What I’d Do Differently
JSON file storage works fine for a personal tool. I have about 40 recipes and it’s instant. But this approach tops out around a few hundred recipes before you’d want a real database. SQLite would be the right next step — same zero-infrastructure approach, but proper querying and no whole-file reads/writes on every operation.
The scraper has gaps. Some recipe sites use unusual schema implementations or load content dynamically via JavaScript. Those fail silently. I handle it gracefully, but I know some URLs won’t import automatically and require manual entry. That’s an acceptable tradeoff for a personal tool.
No image handling. The app stores image URLs but doesn’t cache them locally. If a recipe site goes down, the images disappear. Not a real problem in practice, but worth noting.
The Honest Take
This isn’t a sophisticated app. It’s a focused tool that solves a specific problem I actually had. The technical decisions were driven by simplicity: no database, no auth, no deployment, no maintenance. It lives on my machine and works.

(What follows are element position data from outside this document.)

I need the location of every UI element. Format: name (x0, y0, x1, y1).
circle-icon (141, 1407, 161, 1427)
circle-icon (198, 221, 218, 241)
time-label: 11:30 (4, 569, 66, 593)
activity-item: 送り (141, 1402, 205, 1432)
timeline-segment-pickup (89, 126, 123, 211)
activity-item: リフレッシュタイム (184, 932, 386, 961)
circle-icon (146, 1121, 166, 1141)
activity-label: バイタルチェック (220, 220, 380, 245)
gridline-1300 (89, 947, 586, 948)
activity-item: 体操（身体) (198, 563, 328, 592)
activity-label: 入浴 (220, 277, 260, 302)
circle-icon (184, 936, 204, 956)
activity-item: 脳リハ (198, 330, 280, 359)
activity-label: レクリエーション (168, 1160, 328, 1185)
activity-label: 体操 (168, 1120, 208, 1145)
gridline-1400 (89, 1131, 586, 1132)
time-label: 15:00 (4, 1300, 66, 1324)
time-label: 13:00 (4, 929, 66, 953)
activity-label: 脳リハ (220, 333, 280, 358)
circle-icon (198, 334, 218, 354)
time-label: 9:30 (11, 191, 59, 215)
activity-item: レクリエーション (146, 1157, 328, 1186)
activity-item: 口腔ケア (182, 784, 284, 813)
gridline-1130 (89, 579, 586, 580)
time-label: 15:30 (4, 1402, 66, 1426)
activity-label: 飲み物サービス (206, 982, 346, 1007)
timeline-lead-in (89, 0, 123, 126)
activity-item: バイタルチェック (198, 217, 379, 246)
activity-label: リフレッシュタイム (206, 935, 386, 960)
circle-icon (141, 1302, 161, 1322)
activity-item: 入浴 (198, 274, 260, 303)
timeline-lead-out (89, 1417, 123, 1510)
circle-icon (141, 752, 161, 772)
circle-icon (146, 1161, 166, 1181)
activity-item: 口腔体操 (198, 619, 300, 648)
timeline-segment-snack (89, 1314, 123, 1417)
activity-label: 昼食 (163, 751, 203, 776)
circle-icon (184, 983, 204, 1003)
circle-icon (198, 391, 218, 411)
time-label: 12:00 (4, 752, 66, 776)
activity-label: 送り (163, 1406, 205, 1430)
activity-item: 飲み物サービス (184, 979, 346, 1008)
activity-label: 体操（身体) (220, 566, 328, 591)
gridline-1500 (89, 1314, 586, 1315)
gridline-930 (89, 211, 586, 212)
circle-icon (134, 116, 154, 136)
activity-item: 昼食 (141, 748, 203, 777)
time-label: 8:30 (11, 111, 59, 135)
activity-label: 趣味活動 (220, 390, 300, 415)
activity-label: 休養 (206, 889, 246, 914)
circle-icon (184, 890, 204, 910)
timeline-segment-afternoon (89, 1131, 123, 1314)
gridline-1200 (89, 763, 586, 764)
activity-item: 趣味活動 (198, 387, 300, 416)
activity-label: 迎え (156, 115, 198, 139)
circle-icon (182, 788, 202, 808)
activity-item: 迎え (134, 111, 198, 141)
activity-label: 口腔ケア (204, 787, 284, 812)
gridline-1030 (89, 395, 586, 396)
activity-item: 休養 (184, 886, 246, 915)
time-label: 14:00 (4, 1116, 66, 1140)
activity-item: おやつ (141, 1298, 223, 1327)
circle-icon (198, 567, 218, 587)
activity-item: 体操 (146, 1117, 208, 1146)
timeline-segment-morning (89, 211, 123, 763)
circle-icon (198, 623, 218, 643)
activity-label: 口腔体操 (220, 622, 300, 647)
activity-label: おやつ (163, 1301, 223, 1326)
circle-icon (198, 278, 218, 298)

The scraper and ingredient normalization are the pieces worth spending time on — they’re where the actual complexity lives and where most of the value comes from. Everything else is plumbing.
Building with Claude Code handling the scaffolding meant I spent my time on the logic that matters: the normalization algorithm, the scraping fallback strategy, the data model decisions. The parts that require judgment rather than typing.
The app exists. I use it every week. That’s the measure of whether it was worth building.